Things I've felt twinges over

  • no CAPACITIES,
    so no minimal requirements for software
  • no IGNORE keyword for marked sections
    so harder to work with conditional text

Twinges (2)

  • Difference between WF parsers and full (validating) parsers grew too wide
  • standalone declaration not used
  • non-standard characters (Unicode Private Use Area) ill supported
  • PUBLIC identifiers not well supported
  • Missing entity declaration is WF error (implications for XSD)

All's well that ends well

  • XML's. ‘draconian’ error handling
  • Quotation marks for attribute values
  • No SHORTREF, DATAREF, CONCUR, etc.
  • Informal goals:
    • Maximum 20 pages of normative text.
    • A decent programmer should be able to write a parser in a week.
  • Unicode+
  • Parsing without a DTD
  • Well-formedness / validity
  • URIs as system identifiers

Should people develop their own XML vocabularies?

Tim Bray argues not:
  • Neither easy nor fun
  • Pass/Fail ratio (success is doubtful)
  • Software pain
  • Restating Metcalfe (network effects come if we all use a few languages)
  • Opportunity cost
  • The Big Five do what you need: XHTML + Microformats, DocBook, ODF, UBL, and Atom.

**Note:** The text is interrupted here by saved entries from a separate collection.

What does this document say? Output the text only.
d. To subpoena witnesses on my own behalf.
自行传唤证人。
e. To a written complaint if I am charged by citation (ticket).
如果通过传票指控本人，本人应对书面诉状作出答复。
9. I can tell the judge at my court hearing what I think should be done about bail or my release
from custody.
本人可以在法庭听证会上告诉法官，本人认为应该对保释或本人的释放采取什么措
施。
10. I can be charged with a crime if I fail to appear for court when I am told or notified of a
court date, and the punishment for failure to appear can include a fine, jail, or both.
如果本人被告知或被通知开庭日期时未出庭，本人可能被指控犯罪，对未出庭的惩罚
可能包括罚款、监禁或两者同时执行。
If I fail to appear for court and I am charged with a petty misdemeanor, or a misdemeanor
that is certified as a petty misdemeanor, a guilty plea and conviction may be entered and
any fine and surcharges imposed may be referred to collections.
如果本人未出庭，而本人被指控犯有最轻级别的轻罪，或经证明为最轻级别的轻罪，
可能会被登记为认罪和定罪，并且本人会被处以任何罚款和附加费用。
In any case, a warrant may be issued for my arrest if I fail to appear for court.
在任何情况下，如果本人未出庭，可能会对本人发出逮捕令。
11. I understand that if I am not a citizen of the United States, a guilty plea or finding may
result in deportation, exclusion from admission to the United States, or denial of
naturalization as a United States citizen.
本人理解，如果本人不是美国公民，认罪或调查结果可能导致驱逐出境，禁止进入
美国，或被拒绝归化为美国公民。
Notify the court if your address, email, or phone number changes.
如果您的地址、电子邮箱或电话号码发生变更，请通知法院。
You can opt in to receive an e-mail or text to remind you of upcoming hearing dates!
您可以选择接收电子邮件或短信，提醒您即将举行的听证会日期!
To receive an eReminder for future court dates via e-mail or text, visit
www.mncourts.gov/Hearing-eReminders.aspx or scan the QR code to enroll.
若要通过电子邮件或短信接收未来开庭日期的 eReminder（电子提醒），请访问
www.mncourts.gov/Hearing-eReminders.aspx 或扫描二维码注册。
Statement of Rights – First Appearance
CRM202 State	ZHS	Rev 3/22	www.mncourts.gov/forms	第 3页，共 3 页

A vocabulary of one's own? (2)

And yet:
  • It is fun.
  • Competitive advantage
  • Network effects (XML)
  • Opportunity cost comes in many forms.
  • Microformats are also vocabularies
    (and interact with the host language in complicated ways)
  • The essential is often the unique and cannot be handled adequately by cookie-cutter analysis.

When you develop vocabularies

  • Technical knowledge is good.
    Fidelity to reality (as you understand it) is indispensible.

What can we learn?

  • Backwards compatibility, forwards compatibility are important
    but not the only thing
  • Never be afraid to think it through again, from first principles!
  • Know your data!
  • It is often possible to find an equilibrium between generality and specificity.